Dienstag, 29. Dezember 2015

Berliner Asche, Kapitel 5, Szene 5

Zoschke saß am Steuer seines Opel Corsa und musste diesmal niemanden nach dem Weg fragen.
Fröbel saß auf dem Beifahrersitz und schwadronierte, wie er den Russen, „diesen verdammten ausländischen Kommunisten“ seine Knarre unter die Nase halten würde. Mit denen hatte er noch eine Rechnung offen. Außerdem brauchte er dringend Geld. Auf seinem Schoß lag eine Walther P8 aus Bundeswehrbeständen, dafür hatte er seinen Dispo bis zum Anschlag ausgereizt. Es war die Standarddienstwaffe der Bundeswehr, eine Weiterentwicklung der legendären Walther P38 aus dem Zweiten Weltkrieg, wie er stolz berichtete.
Als sie sich dem Solonplatz und dem Hauptquartier der Russenmafia näherten, stand die Straße voller Polizeifahrzeuge und Krankenwagen. Hier hatte es offenbar richtig Ärger gegeben. Das Blaulicht flackerte gespenstisch und ein Mann mit bandagiertem Oberschenkel wurde gerade auf einer Bahre in einen weißen Transporter der Johanniter Unfallhilfe geschoben.
„Gib Gas“, zischte Fröbel seinen Fahrer an.
Nach einer quälenden Minute fragte Zoschke: „Soll ich uns wieder nach Hause fahren?“
„Quatsch. Jetzt holen wir uns die linken Zecken. Wie wäre es mit dem ‚Bandito Rosso’?“ Fröbel grinste breit. Das „Bandito Rosso“ war ein linker Szenetreff in der Lottumstraße im Prenzlauer Berg. Dort hatte die Antifa ihren Stammtisch, auch andere Gruppen trafen sich hier regelmäßig jede Woche.
„Genau. Die Schweine haben mir bei der Demo den rechten Außenspiegel abgetreten. Die fackeln mir noch die Kiste ab, diese Untermenschen. Verdammte Judenschweine!“ Vielleicht war der „Deutschland, erwache!“-Aufkleber auf seiner Stoßstange daran Schuld gewesen?

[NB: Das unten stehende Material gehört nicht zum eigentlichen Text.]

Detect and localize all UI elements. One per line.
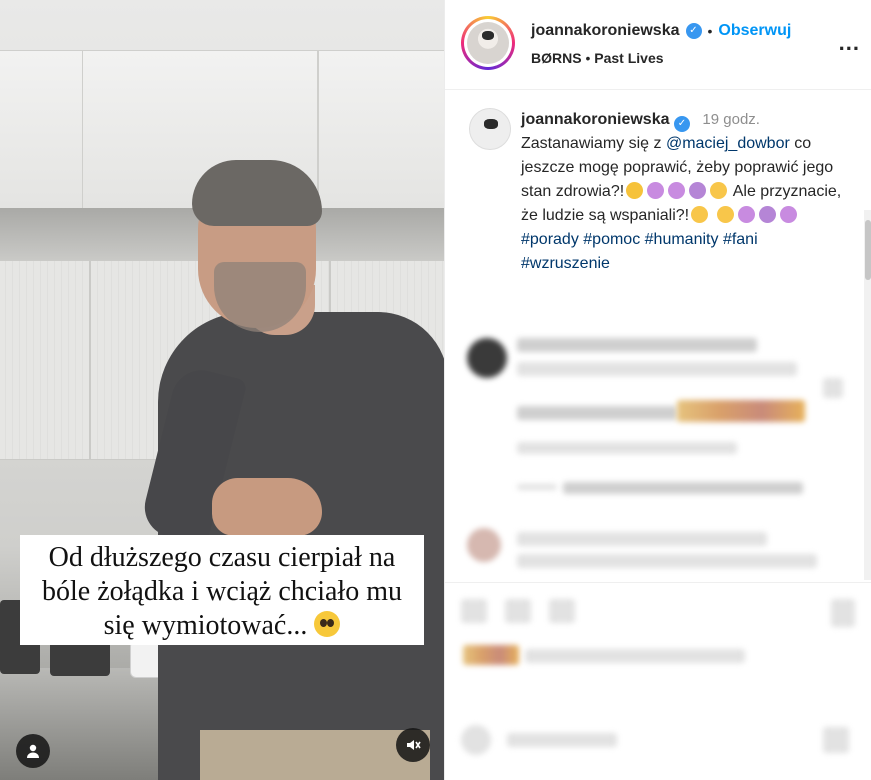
comment-text-blurred	[517, 338, 757, 352]
pleading-face-icon	[314, 611, 341, 637]
header-name-row: joannakoroniewska ✓ • Obserwuj	[531, 22, 791, 40]
comment-text-blurred	[517, 362, 797, 376]
video-caption-text: Od dłuższego czasu cierpiał na bóle żołą…	[42, 542, 402, 641]
shrug-icon	[737, 206, 755, 223]
tears-of-joy-icon	[691, 206, 709, 223]
post-video[interactable]: Od dłuższego czasu cierpiał na bóle żołą…	[0, 0, 444, 780]
comments-scrollbar[interactable]	[864, 210, 871, 580]
more-options-button[interactable]: ...	[839, 30, 860, 56]
caption-avatar[interactable]	[469, 108, 511, 150]
verified-badge-icon: ✓	[685, 23, 702, 39]
shrug-icon	[647, 182, 665, 199]
person-icon	[27, 744, 39, 758]
replies-link-blurred	[563, 482, 803, 494]
post-header: joannakoroniewska ✓ • Obserwuj BØRNS • P…	[445, 0, 871, 90]
comment-text-blurred	[517, 554, 817, 568]
comment-emoji-blurred	[677, 400, 805, 422]
liked-by-avatars-blurred	[463, 645, 519, 665]
header-username[interactable]: joannakoroniewska	[531, 22, 680, 40]
hashtag[interactable]: #porady	[521, 231, 579, 248]
upper-cabinet-right	[318, 50, 444, 210]
comment-like-blurred	[823, 378, 843, 398]
hashtag[interactable]: #pomoc	[583, 231, 640, 248]
wall-panel-left	[0, 260, 90, 460]
caption-time: 19 godz.	[702, 111, 760, 128]
comments-area: joannakoroniewska ✓ 19 godz. Zastanawiam…	[445, 92, 871, 580]
caption-mention[interactable]: @maciej_dowbor	[666, 135, 790, 152]
tears-of-joy-icon	[716, 206, 734, 223]
mute-button[interactable]	[396, 728, 430, 762]
comment-text-blurred	[517, 406, 677, 420]
music-track: Past Lives	[594, 50, 664, 66]
comment-text-blurred	[517, 532, 767, 546]
video-caption: Od dłuższego czasu cierpiał na bóle żołą…	[20, 535, 424, 645]
avatar	[467, 22, 509, 64]
shrug-icon	[668, 182, 686, 199]
facepalm-icon	[689, 182, 707, 199]
share-icon[interactable]	[549, 599, 575, 623]
post-panel: joannakoroniewska ✓ • Obserwuj BØRNS • P…	[444, 0, 871, 780]
comment-avatar-blurred	[467, 528, 501, 562]
music-artist: BØRNS	[531, 50, 582, 66]
post-actions	[445, 582, 871, 780]
verified-badge-icon: ✓	[673, 116, 690, 132]
hashtag[interactable]: #fani	[723, 231, 758, 248]
hashtag[interactable]: #humanity	[645, 231, 719, 248]
header-separator: •	[707, 23, 713, 39]
caption-text-1: Zastanawiamy się z	[521, 135, 662, 152]
facepalm-icon	[758, 206, 776, 223]
hashtag[interactable]: #wzruszenie	[521, 255, 610, 272]
upper-cabinet-left	[0, 50, 88, 210]
caption-username[interactable]: joannakoroniewska	[521, 111, 670, 128]
speaker-muted-icon	[407, 740, 421, 750]
shrug-icon	[779, 206, 797, 223]
replies-link-blurred	[517, 484, 557, 490]
emoji-picker-icon[interactable]	[461, 725, 491, 755]
post-comment-button[interactable]	[823, 727, 849, 753]
tears-of-joy-icon	[710, 182, 728, 199]
save-icon[interactable]	[831, 599, 855, 627]
music-info[interactable]: BØRNS • Past Lives	[531, 50, 664, 66]
add-comment-input[interactable]	[507, 733, 617, 747]
story-ring-avatar[interactable]	[461, 16, 515, 70]
music-separator: •	[585, 50, 591, 66]
like-icon[interactable]	[461, 599, 487, 623]
tagged-people-button[interactable]	[16, 734, 50, 768]
thinking-face-icon	[626, 182, 644, 199]
comment-avatar-blurred	[467, 338, 507, 378]
post-caption: joannakoroniewska ✓ 19 godz. Zastanawiam…	[521, 108, 851, 276]
comment-meta-blurred	[517, 442, 737, 454]
follow-button[interactable]: Obserwuj	[718, 22, 791, 40]
liked-by-text-blurred	[525, 649, 745, 663]
comment-icon[interactable]	[505, 599, 531, 623]
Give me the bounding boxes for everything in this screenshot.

Krautzberger schaltete sich von der Rückbank aus ein. „Kennt ihr den Linken-Treffpunkt in der Goltzstraße? Da sitzen gerade die Zecken und planen ihre nächste Aktionen gegen uns.“
„Woher weißt du denn das?“
„Schon mal was von Twitter gehört?“
„Gehört schon. Was ist denn das genau? So was wie Facebook?“
„In der Art, genau. Die Antifa gibt da immer ihre nächsten Termine bekannt. Aber immer kurzfristig.“
„Flashmob, wa?“ krähte Zoschke fröhlich dazwischen. „Wie soll ich denn jetzt fahren?“
„Fahr erst mal Richtung Alex. Und die Knarre würde ich vorsichtshalber ins Handschuhfach packen. Wir fahren bis Schöneberg in den Westen. Und heute Nacht ist sicher wieder jede Menge Polizei unterwegs.“
Fröbel nickte anerkennend und legte die Waffe tatsächlich ins Handschuhfach.
Als sie auf der Greifswalder Straße die Altbauzeilen des Prenzlauer Bergs hinter sich gelassen hatte, sagte Krautzberger: „Und jetzt rechts einbiegen.“
Zoschke machte, was ihm befohlen wurde. Obwohl er sich wunderte, denn zum Alex musste er nur weiter gerade aus fahren.
Auf der Straße namens Prenzlauer Berg befahl ihm Krautzberger: „Und jetzt rechts ran!“ Am rechten Straßenrand sah man nur Bäume, es musste ein Park sein.
„Was ist denn los?“ Fröbel drehte sich verblüfft zu Krautzberger um.
Der hielt eine Pistole in die Höhe und entsicherte sie.
„Rechts ran, verstanden!“ Er brüllte so laut, das Zoschke fast eine Vollbremsung machte.
„Mein Name ist Heller, ich bin vom Staatsschutz. Sie sind beide festgenommen. Hände über den Kopf. Und keiner bewegt sich. Die Waffe bleibt im Handschuhfach, kapiert?!“
Dann drückte Krautzberger alias Heller einen winzigen Knopf an seinem Jackenkragen. „Zugriff erfolgt.“
Ulf Sonleitner, sein Vorgesetzer im LKA 5, bedankte sich kurz und schickte dann ein Einsatzteam zu dem Ort, dessen GPS-Daten er von Hellers Handy übermittelt bekam.